La decisión fue tomada por el juez supremo provisional Juan Carlos Checkley, quien declaró fundado el pedido de la Fiscalía. Las empresas de telecomunicaciones deberán entregar información sobre llamadas y mensajes de cuatro líneas utilizadas por Chávez, además de otros números que hayan estado registrados a su nombre, correspondientes al periodo entre octubre de 2021 y noviembre de 2022.
Según la tesis fiscal, Chávez habría intervenido presuntamente en la contratación de Marco y Flor Sotelo, hermanos de su expareja, en su despacho congresal. Marco Sotelo también habría sido contratado en Essalud.
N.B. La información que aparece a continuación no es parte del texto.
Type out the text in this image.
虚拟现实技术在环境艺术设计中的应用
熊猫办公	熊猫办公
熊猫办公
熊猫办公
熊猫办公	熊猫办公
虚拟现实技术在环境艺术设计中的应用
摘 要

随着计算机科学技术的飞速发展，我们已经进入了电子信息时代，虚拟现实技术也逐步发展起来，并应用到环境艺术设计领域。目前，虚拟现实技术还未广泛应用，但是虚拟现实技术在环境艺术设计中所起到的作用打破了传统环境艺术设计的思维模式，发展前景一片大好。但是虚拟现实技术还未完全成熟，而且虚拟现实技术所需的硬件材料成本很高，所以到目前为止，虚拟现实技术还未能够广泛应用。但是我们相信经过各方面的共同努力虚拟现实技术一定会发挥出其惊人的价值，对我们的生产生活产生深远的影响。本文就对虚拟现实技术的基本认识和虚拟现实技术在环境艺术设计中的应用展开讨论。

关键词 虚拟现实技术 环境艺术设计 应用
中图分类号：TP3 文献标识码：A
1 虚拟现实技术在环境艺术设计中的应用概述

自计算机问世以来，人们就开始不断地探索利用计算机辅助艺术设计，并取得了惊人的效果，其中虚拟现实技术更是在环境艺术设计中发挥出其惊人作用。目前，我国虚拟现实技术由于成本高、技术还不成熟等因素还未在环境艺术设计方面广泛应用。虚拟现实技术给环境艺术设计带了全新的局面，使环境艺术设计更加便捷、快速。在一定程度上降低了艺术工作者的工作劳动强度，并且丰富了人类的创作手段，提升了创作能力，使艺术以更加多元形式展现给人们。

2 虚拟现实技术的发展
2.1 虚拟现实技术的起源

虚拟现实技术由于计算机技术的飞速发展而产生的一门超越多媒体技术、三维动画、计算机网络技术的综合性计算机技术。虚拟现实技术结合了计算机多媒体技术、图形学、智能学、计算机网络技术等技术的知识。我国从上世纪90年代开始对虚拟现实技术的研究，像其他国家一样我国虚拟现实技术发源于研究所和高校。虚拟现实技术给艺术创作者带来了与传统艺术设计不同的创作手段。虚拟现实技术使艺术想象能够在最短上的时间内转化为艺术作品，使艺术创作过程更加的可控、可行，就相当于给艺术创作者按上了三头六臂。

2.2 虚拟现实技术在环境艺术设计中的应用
La investigación incluye además la presunta intervención de Chávez en la designación de Antonio Sotelo, padre de su entonces pareja, en cargos de Sunafil y Cofopri. Por estos hechos, la exministra es investigada por los presuntos delitos de negociación incompatible y tráfico de influencias agravado.
La medida judicial se suma a la situación legal que enfrenta Chávez, quien actualmente se encuentra en México bajo asilo diplomático. En diciembre de 2025 fue condenada a 11 años, 5 meses y 15 días de prisión por conspiración para rebelión, en el proceso relacionado con el fallido golpe de Estado del 7 de diciembre de 2022.